Above: The Joe Kubert School of Cartoon and Graphic Art, Inc.; Candy Kugel, just completed "Audition" "she even sings on the track"; Peg McClure Moody in Milpitas, CA.  "Moudy is excited about the prospect of applying animation to diverse topics like science fictions, humor and social commentary."; Ovation Films, Howard Basis is actively turning out inserts for live commercials; Luminous Animated Films, Richard Sanca produces a lot of work for Sesame Street; Nelvana Limited working on $5.4 million feature "Drats" (this would become "Rock and Rule")


Above: The Optical House doing special effects for Broadway and features; Perpetual Motion Pictures; Neworld Animation, South Blue Hill, Maine.  Offspring of Noel Paul Stookey of Peter, Paul and Mary -started as recording studio and evolved; Mary Ann Michna, Jersey City, NJ.; Moon Studios in Philadelphia.

I've done some limited searching for Peter Craigie and Moon Studios and come up blank.  His address, 2226 Frankford Avenue is right down the street from my family's Fishtown stomping grounds and not far in the other direction from where my father lived for many years.  No luck so far.

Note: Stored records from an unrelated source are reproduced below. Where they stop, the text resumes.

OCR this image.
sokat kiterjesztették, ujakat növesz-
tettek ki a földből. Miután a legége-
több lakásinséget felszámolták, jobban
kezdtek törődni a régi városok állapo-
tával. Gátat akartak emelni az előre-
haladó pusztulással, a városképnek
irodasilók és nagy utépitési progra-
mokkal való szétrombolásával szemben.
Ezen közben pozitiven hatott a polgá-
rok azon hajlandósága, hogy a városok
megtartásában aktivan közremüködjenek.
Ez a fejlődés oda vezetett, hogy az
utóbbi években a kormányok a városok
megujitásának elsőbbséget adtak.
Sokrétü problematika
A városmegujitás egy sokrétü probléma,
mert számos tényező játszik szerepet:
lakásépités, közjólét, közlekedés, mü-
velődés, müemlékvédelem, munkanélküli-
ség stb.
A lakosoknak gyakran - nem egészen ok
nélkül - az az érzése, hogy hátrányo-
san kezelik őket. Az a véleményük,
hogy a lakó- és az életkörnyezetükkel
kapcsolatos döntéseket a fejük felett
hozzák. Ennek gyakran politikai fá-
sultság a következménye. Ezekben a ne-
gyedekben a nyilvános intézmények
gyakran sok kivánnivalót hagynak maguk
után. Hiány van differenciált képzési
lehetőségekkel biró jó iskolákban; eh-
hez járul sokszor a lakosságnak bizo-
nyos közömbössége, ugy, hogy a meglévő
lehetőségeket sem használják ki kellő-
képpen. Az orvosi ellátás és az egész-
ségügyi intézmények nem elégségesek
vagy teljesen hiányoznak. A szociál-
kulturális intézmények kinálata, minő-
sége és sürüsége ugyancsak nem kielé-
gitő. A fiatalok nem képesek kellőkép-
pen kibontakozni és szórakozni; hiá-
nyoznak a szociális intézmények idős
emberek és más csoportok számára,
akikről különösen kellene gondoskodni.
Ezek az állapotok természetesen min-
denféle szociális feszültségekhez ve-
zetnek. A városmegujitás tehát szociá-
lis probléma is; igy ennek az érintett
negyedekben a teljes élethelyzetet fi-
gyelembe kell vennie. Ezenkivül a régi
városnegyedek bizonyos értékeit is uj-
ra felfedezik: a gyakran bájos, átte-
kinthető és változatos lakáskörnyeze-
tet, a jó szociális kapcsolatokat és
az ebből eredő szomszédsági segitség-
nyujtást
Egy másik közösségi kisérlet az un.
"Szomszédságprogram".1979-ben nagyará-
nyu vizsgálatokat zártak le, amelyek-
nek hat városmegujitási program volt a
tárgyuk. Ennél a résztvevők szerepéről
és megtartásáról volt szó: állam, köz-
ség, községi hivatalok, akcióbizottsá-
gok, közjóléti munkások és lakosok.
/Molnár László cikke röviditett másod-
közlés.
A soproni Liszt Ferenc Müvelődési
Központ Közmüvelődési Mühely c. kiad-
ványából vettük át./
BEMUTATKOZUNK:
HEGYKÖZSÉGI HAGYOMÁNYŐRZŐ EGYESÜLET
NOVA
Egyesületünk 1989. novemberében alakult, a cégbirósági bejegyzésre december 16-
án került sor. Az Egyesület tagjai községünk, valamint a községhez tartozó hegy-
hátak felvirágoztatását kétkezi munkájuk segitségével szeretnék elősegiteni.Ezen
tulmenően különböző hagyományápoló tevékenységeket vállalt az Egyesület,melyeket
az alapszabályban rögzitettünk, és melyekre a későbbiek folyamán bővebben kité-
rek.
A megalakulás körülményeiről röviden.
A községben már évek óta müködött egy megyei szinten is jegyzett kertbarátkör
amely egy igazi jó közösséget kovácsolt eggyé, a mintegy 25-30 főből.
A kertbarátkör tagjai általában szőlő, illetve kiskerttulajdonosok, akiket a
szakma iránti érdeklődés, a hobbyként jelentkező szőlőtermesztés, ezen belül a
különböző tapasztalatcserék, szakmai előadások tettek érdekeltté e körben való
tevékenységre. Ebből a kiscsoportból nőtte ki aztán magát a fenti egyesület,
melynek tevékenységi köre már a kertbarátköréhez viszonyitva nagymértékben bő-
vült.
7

Above: Yellow Ball Workshop, Lexington, MA; Ruby Spears; Zander's Animation Parlour hour-long "Gnomes" in production (in addition to Perpetual Motion's "Berenstein Bears" there seems to have been an uptick in New York); Hilda Terry -New York based newspaper cartoonist turned animator, creating animation for baseball scoreboards (one of the dream jobs).